Most Internet of Things (IOT) products are associated with using very efficient protocols such as MQTT over a special purpose radio link like LoRa. However the IOT solution we are building in the Pollution Guardian project is quite different for the following reasons:

• As a consumer device we need interaction locally in real time.
• Our aim was to produce hardware which could be purchased for the minimum cost to the consumer and so offer benefits to as many people as possible. This meant a minimized UI on the device itself.

These drivers brought us to the following decisions: we would build a device which reaches the internet via a smart phone bridge. We would therefore use Bluetooth Low Energy to communicate between the device and the phone.

We have chosen to build our prototypes using Android as this offers a lower cost to start up than using IOS in terms of devices and computing facilities, we have been careful however throughout the project not to lock ourselves into Android-only infrastructure solutions.

As a roadmap we realized that we needed two versions of the application: first an ‘engineering’ application optimized for our testing in laboratory and in technical field test and second a ‘consumer’ application which would deliver the experience design for a real customer.

The engineering application was the first target since it was the means to learn about our sensor package and how it reacted to changes in pollution conditions. Even for this application we have stuck to the principle of cloud data storage as the most effective means to leverage the value of the data collected – so no memory cards or local only databases were to be implemented. Because our background was in device-side development rather than infrastructure, Firebase Real Time Database emerged immediately as a very good candidate for data storage.

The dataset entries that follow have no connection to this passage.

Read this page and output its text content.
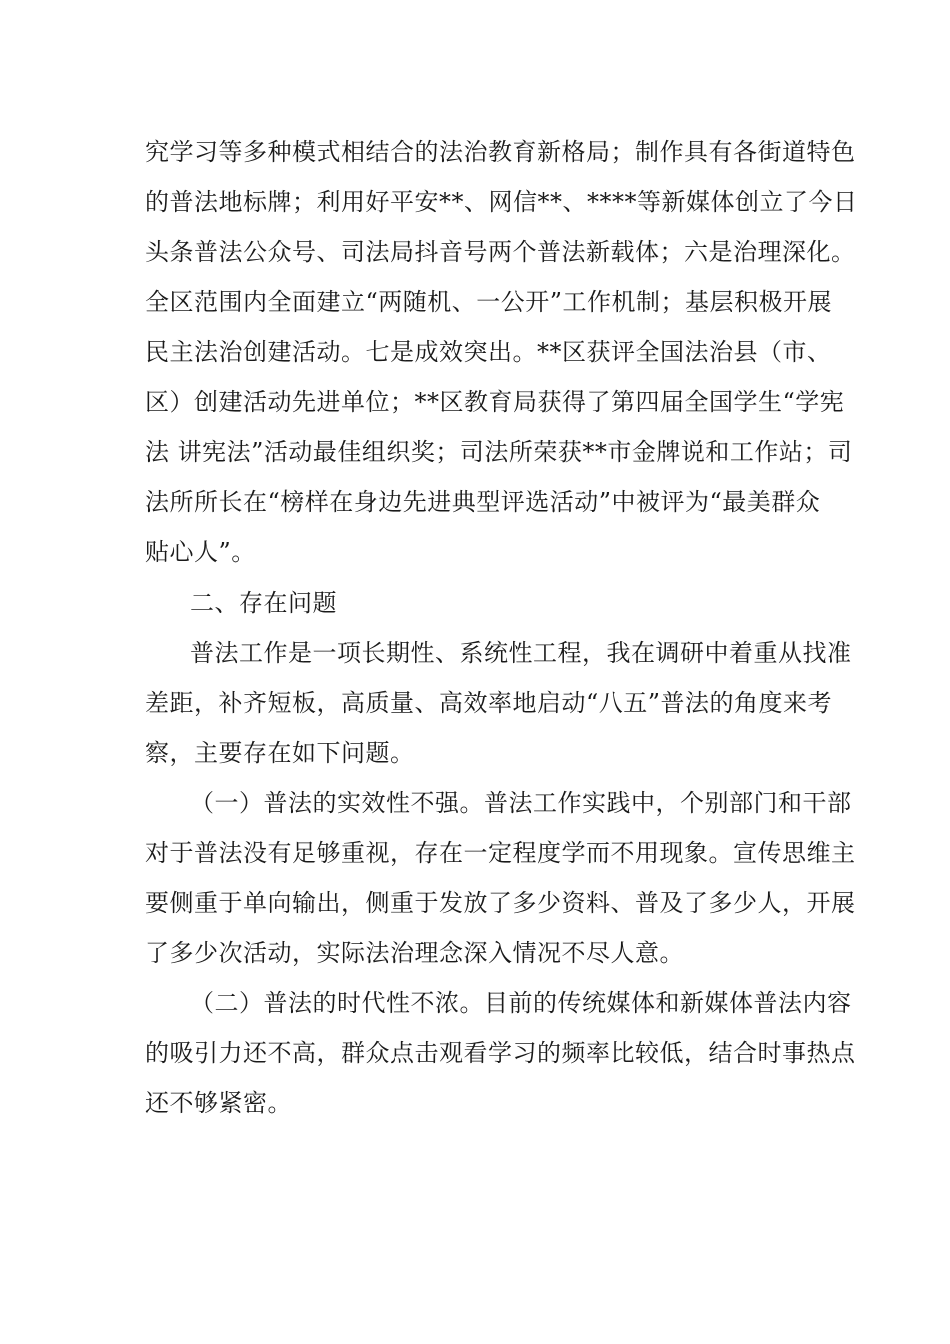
究学习等多种模式相结合的法治教育新格局；制作具有各街道特色
的普法地标牌；利用好平安**、网信**、****等新媒体创立了今日
头条普法公众号、司法局抖音号两个普法新载体；六是治理深化。
全区范围内全面建立“两随机、一公开”工作机制；基层积极开展
民主法治创建活动。七是成效突出。**区获评全国法治县（市、
区）创建活动先进单位；**区教育局获得了第四届全国学生“学宪
法 讲宪法”活动最佳组织奖；司法所荣获**市金牌说和工作站；司
法所所长在“榜样在身边先进典型评选活动”中被评为“最美群众
贴心人”。
二、存在问题
普法工作是一项长期性、系统性工程，我在调研中着重从找准
差距，补齐短板，高质量、高效率地启动“八五”普法的角度来考
察，主要存在如下问题。
（一）普法的实效性不强。普法工作实践中，个别部门和干部
对于普法没有足够重视，存在一定程度学而不用现象。宣传思维主
要侧重于单向输出，侧重于发放了多少资料、普及了多少人，开展
了多少次活动，实际法治理念深入情况不尽人意。
（二）普法的时代性不浓。目前的传统媒体和新媒体普法内容
的吸引力还不高，群众点击观看学习的频率比较低，结合时事热点
还不够紧密。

Further benefits of using Firebase emerged for authentication with code snippets available for sign-on and sign-up. Firebase also handles ‘beneath the hood’ all the buffering, reconnecting and error handling needed for practical operation with a mobile device where connection to the internet may or may not be available at any moment in time.

For the engineering phase, extraction of measurement results files for further offline analysis is essential and Firebase’s admin API library enabled this in a python environment. The data could then be further analyzed with data science tools in Jupyter notebooks.

So far we have extracted data from hundreds of miles of road-test and hours of static testing – the tool set works well and extremely reliably for us. Future posts will share more about the Engineering App and how we further developed our application and cloud designs.